7 thoughts on “Poesia

  1. Que bonito Poema, Professor!

    Na Imagem, caminhos e caminhares entre flores no Jardim…onde contrasta a “brancura divina”… Por certo, uma Imagem linda, mas algo enigmática…

    Adorei a partilha, Professor, muito obrigada!

    1 beijinho com admiração, Fernanda

  2. Extraordinário!
    Ou: de como o olhar do poeta se transmuda em pintor!
    Não fora a “nota explicativa” do poeta, reflexão metapoética (?) e as epígrafes selecionadas, e só me ocorreria escrever, numa leitura muito imanentista (perdoe-se-me o modelo de leitura certamente tão estafado!), o seguinte:

    Poema perfumado.
    A cor; sempre a cor na poesia de JAS!
    Feérico, ao mesmo tempo.
    Mulher-flor; mulher-fascinação. Alimento «dos olhos» – alimento da alma.

    «Camélia», flor de abril ou subtil jogo de palavras com o doce nome feminino «Amélia»? Que importa?

    A «alvura luminosa/ (…) densa» lá está em lugar de destaque no quadro: em posição central. Protagonista!

    O diálogo sempre apercebido.
    A flor-mulher ou mulher-flor divinizada – «Brancura divina» -, a quem o poeta empresta «cor»; a quem procura “resgatar” da solidão, do abandono; poupá-la dessa «dor».

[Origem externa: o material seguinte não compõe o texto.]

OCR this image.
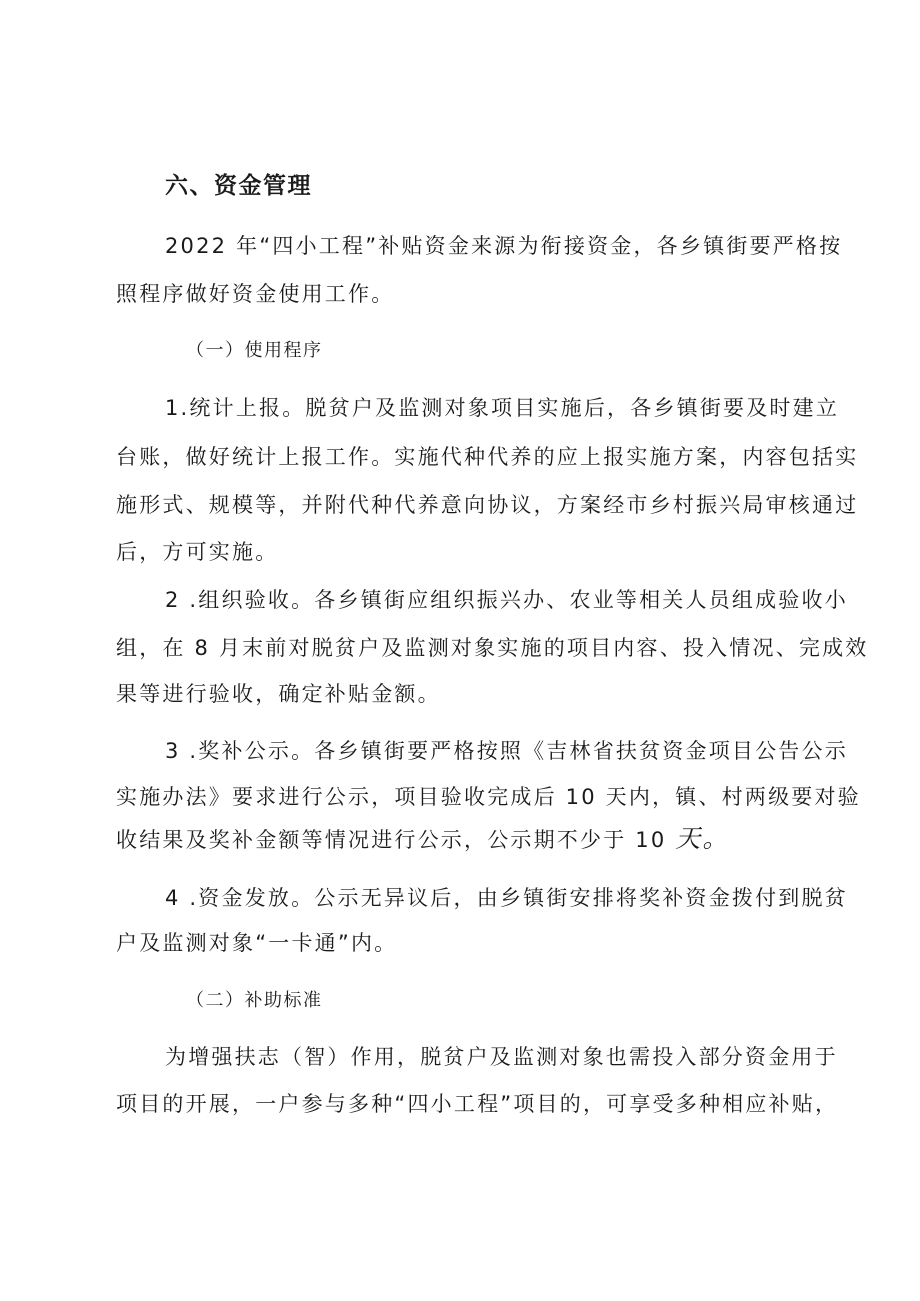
六、资金管理
2022 年“四小工程”补贴资金来源为衔接资金，各乡镇街要严格按
照程序做好资金使用工作。
（一）使用程序
1.统计上报。脱贫户及监测对象项目实施后，各乡镇街要及时建立
台账，做好统计上报工作。实施代种代养的应上报实施方案，内容包括实
施形式、规模等，并附代种代养意向协议，方案经市乡村振兴局审核通过
后，方可实施。
2 .组织验收。各乡镇街应组织振兴办、农业等相关人员组成验收小
组，在 8 月末前对脱贫户及监测对象实施的项目内容、投入情况、完成效
果等进行验收，确定补贴金额。
3 .奖补公示。各乡镇街要严格按照《吉林省扶贫资金项目公告公示
实施办法》要求进行公示，项目验收完成后 10 天内，镇、村两级要对验
收结果及奖补金额等情况进行公示，公示期不少于 10 天。
4 .资金发放。公示无异议后，由乡镇街安排将奖补资金拨付到脱贫
户及监测对象“一卡通”内。
（二）补助标准
为增强扶志（智）作用，脱贫户及监测对象也需投入部分资金用于
项目的开展，一户参与多种“四小工程”项目的，可享受多种相应补贴，
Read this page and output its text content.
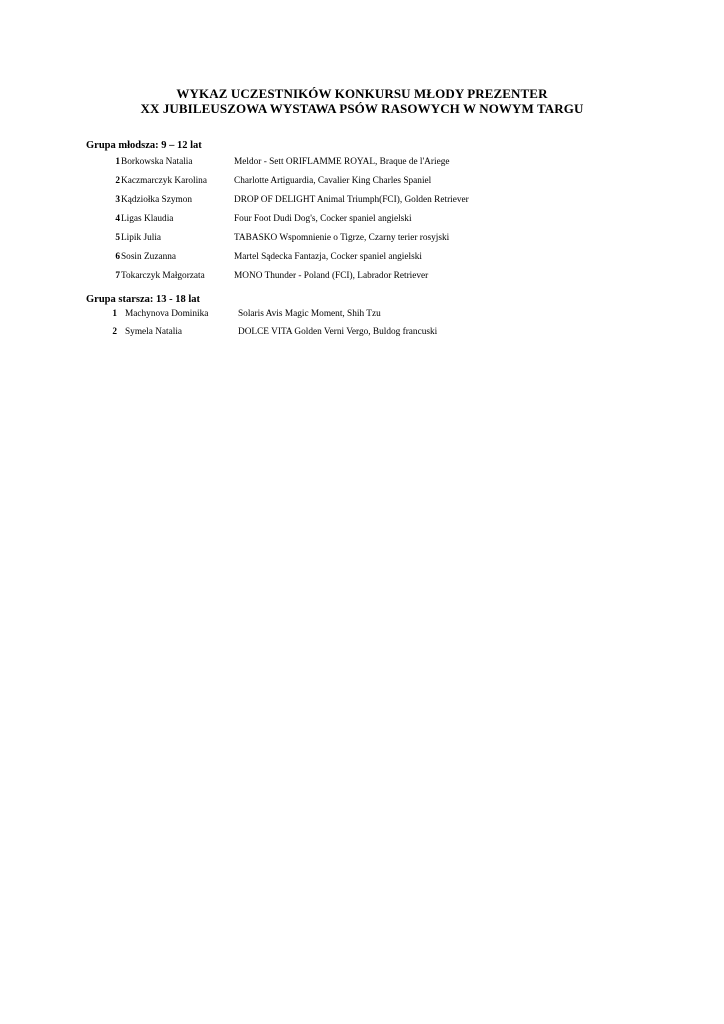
WYKAZ UCZESTNIKÓW KONKURSU MŁODY PREZENTER
XX JUBILEUSZOWA WYSTAWA PSÓW RASOWYCH W NOWYM TARGU
Grupa młodsza: 9 – 12 lat
1 Borkowska Natalia	Meldor - Sett ORIFLAMME ROYAL, Braque de l'Ariege
2 Kaczmarczyk Karolina	Charlotte Artiguardia, Cavalier King Charles Spaniel
3 Kądziołka Szymon	DROP OF DELIGHT Animal Triumph(FCI), Golden Retriever
4 Ligas Klaudia	Four Foot Dudi Dog's, Cocker spaniel angielski
5 Lipik Julia	TABASKO Wspomnienie o Tigrze, Czarny terier rosyjski
6 Sosin Zuzanna	Martel Sądecka Fantazja, Cocker spaniel angielski
7 Tokarczyk Małgorzata	MONO Thunder - Poland (FCI), Labrador Retriever
Grupa starsza: 13 - 18 lat
1 Machynova Dominika	Solaris Avis Magic Moment, Shih Tzu
2 Symela Natalia	DOLCE VITA Golden Verni Vergo, Buldog francuski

    Belíssima metáfora, a da «ponte», a expressar o renascimento da (de uma nova, passo o pleonasmo) vida.

    Afinal, a mulher é «recriação» apaixonada do poeta, é “pintura” viva («Em movimento»).
    De condição livre a quer o poeta.

    Expressão de uma “estranha” sensação (quiçá não!): pese embora o poeta/ pintor imprima dinamismo à sua representação pictórica (adivinhado no pé e no movimento da perna), ela permanece(rá) como que “imobilizada”, como oferenda ao poeta.

    Ei-la, a “ponte arco-íris”, sob os pés daquela que parece querer “caminhar”, mas que estancou para o poeta.

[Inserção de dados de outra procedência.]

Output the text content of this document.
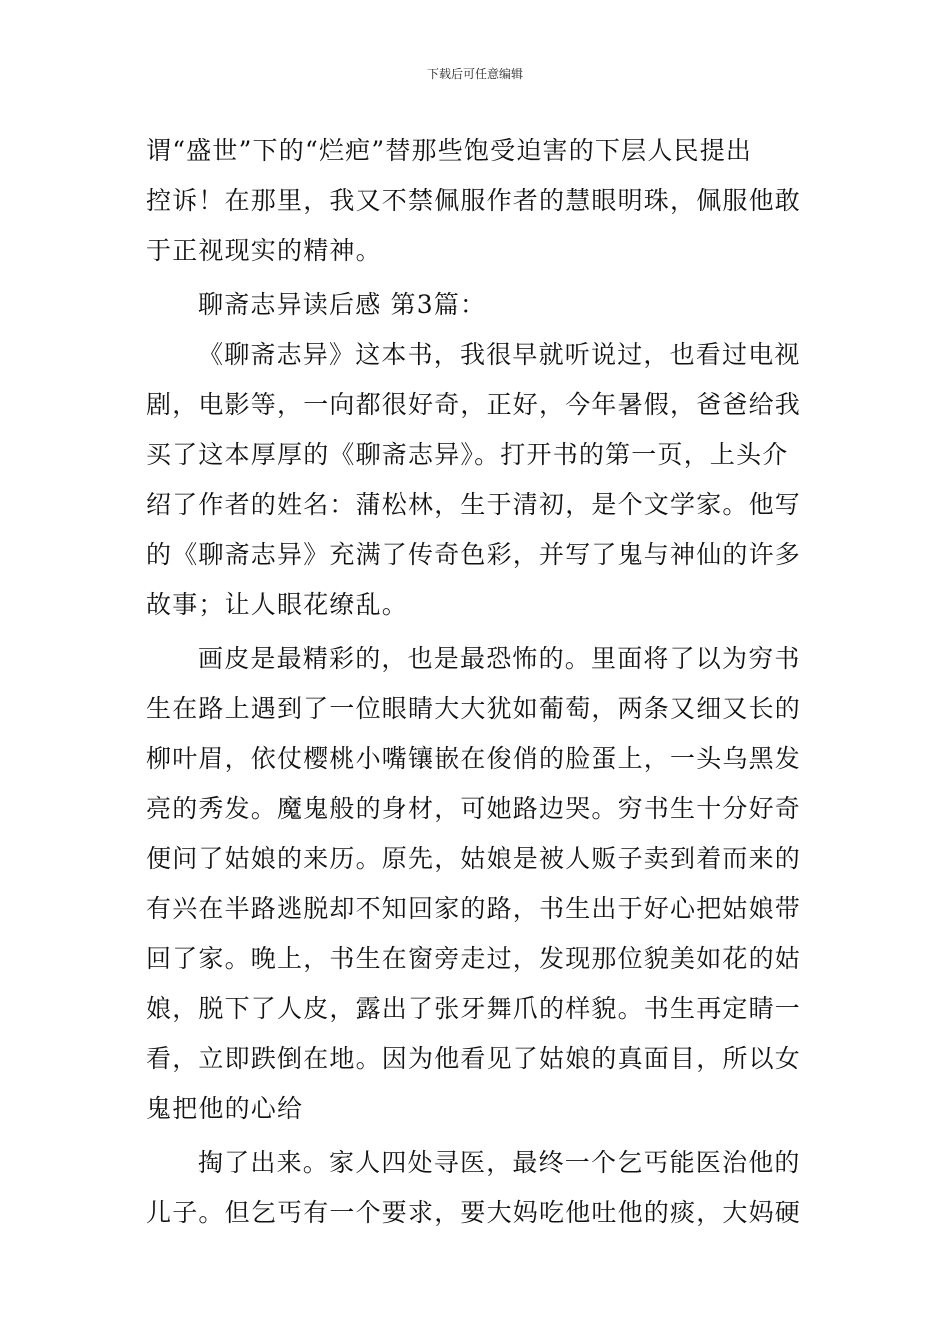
下载后可任意编辑
谓“盛世”下的“烂疤”替那些饱受迫害的下层人民提出
控诉！在那里，我又不禁佩服作者的慧眼明珠，佩服他敢
于正视现实的精神。
聊斋志异读后感 第3篇：
《聊斋志异》这本书，我很早就听说过，也看过电视
剧，电影等，一向都很好奇，正好，今年暑假，爸爸给我
买了这本厚厚的《聊斋志异》。打开书的第一页，上头介
绍了作者的姓名：蒲松林，生于清初，是个文学家。他写
的《聊斋志异》充满了传奇色彩，并写了鬼与神仙的许多
故事；让人眼花缭乱。
画皮是最精彩的，也是最恐怖的。里面将了以为穷书
生在路上遇到了一位眼睛大大犹如葡萄，两条又细又长的
柳叶眉，依仗樱桃小嘴镶嵌在俊俏的脸蛋上，一头乌黑发
亮的秀发。魔鬼般的身材，可她路边哭。穷书生十分好奇
便问了姑娘的来历。原先，姑娘是被人贩子卖到着而来的
有兴在半路逃脱却不知回家的路，书生出于好心把姑娘带
回了家。晚上，书生在窗旁走过，发现那位貌美如花的姑
娘，脱下了人皮，露出了张牙舞爪的样貌。书生再定睛一
看，立即跌倒在地。因为他看见了姑娘的真面目，所以女
鬼把他的心给
掏了出来。家人四处寻医，最终一个乞丐能医治他的
儿子。但乞丐有一个要求，要大妈吃他吐他的痰，大妈硬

    Poema/pintura onde as “cores” são as palavras e as palavras são cores.

    Enternecedora interpelação final ao objecto amado: a “solidão”, qual flor desbrochada, pode ser “libertadora”, desde que se imprima com a “cor” da “paixão”.

    Muito belo.

  3. Transcrevo, para quem não tem Facebook, o comentário da Prof.ra Maria Neves, publicado no meu FB, hoje (01.05.2018):

    “Ecoam neste colorido poema de João de Almeida Santos (JAS) notações do poeta Ovídio seja pelo título da poesia seja pela matéria lírica, onírica, sensorial e sinestésica. Mais um belo poema que marca a estilística e a estética de JAS: um saber-ser-poeta e um saber- fazer -poesia como espaço de evasão para o criador que metamorfoseia, num enlevo metafórico, a natureza (camélia) mas sobretudo o objecto amado, a quem empresta dotes celestiais como Petrarca ( “Brancura divina”, “alvura luminosa”). É um lindo poema que narra uma história de amor – quiçá inacabada – que busca na criação poética essa metamorfose do real para o onírico e o efabulatório. É um lindo poema que mescla o tom coloquial garrettiano (“eu bem sei”) com um sabor petrarquista que enleia o poeta nesta busca constante de(s) sentido(s) e contamina, emocionalmente, o leitor.
    O universo onírico do poema dialoga, magistralmente, com a imagem… PARABÉNS ao Poeta-PINTOR!”.

    Obrigado Professora.

    • Grata pela transcrição do comentário da Sra. Professora Maria Neves.
      Simultaneamente belo e didático.
      Bem haja, Professora Maria Neves.